When officials talk of Medicare insolvency, they’re talking specifically about the trust fund for Medicare’s hospital insurance, or Medicare Part A, which covers inpatient hospital stays, care at a nursing facility, hospice care and some home health care. The other parts of Medicare, though costs are rising, are “adequately financed” for now, the program’s trustees say.
The Part A fund’s overseers — the Boards of Trustees of the Federal Hospital Insurance and Federal Supplementary Medical Insurance Trust Funds — said back in 2009, before the Affordable Care Act passed, that the banked money used to make up the difference between income (such as taxes) and expenses for Part A would be depleted in 2017.
But then the Affordable Care Act passed. The trustees reported that the act’s lower expenditures (cutting rates to providers) and increased revenues (a payroll tax hike for wealthier people in 2013) “improves the financial outlook for Medicare substantially.”

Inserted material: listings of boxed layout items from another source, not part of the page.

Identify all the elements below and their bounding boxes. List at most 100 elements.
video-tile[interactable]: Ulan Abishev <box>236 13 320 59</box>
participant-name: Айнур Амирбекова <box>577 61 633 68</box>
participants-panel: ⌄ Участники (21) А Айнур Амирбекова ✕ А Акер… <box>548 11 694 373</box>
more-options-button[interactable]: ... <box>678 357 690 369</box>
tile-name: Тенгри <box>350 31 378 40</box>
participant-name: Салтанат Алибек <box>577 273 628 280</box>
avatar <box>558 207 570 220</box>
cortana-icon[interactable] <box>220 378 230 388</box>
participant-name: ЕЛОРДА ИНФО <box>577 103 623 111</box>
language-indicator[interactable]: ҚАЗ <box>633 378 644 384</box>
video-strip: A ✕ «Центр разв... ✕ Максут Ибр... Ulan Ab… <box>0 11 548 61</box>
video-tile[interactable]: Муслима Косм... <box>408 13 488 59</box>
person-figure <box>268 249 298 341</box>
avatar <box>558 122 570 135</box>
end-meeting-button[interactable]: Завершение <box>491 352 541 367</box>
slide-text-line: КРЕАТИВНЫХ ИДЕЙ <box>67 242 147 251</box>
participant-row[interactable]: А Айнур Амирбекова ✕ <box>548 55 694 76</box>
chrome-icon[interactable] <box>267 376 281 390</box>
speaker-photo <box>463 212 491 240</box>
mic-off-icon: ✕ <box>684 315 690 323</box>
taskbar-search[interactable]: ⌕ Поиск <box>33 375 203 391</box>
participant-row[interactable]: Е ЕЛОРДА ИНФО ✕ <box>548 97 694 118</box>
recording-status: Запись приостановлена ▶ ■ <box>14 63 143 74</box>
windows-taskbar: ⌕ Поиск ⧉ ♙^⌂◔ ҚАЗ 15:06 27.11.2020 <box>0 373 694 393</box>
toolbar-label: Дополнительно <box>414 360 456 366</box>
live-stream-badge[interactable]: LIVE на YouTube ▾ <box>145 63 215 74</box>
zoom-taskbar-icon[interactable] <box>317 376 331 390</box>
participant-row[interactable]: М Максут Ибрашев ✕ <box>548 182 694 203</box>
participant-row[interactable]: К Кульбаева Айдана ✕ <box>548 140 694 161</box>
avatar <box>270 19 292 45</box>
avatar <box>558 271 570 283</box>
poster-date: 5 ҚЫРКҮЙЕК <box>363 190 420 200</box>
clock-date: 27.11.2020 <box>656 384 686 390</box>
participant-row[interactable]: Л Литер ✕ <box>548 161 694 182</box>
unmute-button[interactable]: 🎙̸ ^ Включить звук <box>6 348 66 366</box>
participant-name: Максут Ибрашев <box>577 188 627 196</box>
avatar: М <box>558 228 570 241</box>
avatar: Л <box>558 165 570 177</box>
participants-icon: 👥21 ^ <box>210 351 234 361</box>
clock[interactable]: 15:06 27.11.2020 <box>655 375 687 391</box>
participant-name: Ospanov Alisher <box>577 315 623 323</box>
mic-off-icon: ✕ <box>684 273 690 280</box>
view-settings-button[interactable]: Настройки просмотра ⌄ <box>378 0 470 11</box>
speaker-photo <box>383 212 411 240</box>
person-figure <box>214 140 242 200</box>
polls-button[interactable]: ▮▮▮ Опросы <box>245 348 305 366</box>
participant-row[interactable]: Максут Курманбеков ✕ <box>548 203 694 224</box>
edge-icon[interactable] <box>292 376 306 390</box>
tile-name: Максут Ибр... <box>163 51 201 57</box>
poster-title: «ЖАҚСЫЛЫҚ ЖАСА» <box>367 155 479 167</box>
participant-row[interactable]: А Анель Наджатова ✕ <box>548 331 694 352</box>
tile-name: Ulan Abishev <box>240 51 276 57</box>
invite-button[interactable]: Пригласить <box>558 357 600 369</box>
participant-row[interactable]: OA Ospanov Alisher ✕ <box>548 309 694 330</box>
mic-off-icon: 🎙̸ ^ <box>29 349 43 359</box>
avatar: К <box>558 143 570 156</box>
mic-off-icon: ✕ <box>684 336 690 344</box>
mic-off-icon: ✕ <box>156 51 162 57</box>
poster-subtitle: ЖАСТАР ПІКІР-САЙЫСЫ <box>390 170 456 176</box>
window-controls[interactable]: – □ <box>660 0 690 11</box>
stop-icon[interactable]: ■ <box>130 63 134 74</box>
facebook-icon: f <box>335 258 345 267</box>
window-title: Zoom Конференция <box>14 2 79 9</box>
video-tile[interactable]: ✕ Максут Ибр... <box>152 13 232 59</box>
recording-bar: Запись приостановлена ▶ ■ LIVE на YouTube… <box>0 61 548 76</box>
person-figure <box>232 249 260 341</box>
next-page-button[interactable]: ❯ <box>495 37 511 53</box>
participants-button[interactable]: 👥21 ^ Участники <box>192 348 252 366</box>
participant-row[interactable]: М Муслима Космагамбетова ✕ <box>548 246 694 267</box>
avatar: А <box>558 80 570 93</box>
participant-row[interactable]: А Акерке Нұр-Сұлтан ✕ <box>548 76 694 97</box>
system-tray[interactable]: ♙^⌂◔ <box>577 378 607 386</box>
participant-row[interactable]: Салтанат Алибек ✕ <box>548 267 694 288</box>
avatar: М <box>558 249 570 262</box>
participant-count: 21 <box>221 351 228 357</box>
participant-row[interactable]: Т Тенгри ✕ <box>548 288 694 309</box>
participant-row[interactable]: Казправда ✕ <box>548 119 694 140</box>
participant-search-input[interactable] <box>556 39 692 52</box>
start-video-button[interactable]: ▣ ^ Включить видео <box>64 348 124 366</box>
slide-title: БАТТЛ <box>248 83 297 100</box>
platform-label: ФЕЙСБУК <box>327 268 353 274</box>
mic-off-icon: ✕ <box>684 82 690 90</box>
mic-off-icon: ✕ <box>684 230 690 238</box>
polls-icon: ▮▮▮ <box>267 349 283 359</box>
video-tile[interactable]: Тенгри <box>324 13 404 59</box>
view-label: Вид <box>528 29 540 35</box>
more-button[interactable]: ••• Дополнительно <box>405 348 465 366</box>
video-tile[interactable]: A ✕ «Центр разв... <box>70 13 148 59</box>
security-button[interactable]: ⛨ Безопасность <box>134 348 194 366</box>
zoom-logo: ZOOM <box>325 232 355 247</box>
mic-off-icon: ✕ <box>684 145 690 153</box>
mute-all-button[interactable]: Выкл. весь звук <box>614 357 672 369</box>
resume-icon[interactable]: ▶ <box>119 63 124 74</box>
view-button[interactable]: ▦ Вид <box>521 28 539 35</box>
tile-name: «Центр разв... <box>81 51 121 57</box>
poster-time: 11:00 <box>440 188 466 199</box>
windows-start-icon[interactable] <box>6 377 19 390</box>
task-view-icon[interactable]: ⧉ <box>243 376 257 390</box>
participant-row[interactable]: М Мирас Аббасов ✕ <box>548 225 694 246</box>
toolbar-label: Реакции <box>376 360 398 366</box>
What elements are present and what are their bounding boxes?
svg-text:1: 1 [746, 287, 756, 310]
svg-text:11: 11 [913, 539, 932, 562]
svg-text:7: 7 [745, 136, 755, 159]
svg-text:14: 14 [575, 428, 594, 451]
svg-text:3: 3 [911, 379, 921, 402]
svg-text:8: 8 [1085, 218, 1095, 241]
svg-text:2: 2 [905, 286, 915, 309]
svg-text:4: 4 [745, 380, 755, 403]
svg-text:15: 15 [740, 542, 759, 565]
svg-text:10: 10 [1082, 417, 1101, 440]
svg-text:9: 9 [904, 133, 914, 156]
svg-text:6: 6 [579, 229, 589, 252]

The trustees reported in 2010 that health care reform would delay the Part A trust fund’s insolvency until 2029. By 2011, the trustees moved that insolvency estimate back to 2024.
So, to sum up:
Chris Collins supported the Ryan budget, which also assumed a $716 billion reduction in Medicare expenses. When he attacks Kathy Hochul for this, it flies right back in his face, because he says $716 billion doesn’t go far enough, and would like to voucherize Medicare and reduce other “entitlement” programs. Hochul needs to go on the offensive on this point – the Obama/Hochul cuts expand Medicare benefits and ensure the program’s continued solvency, while Collins’ cuts turn Medicare into something resembling the awful system we have today for most Americans, and threatens the solvency of Part A going past 2016.
Chris Collins, therefore, is a disaster for seniors in NY-27.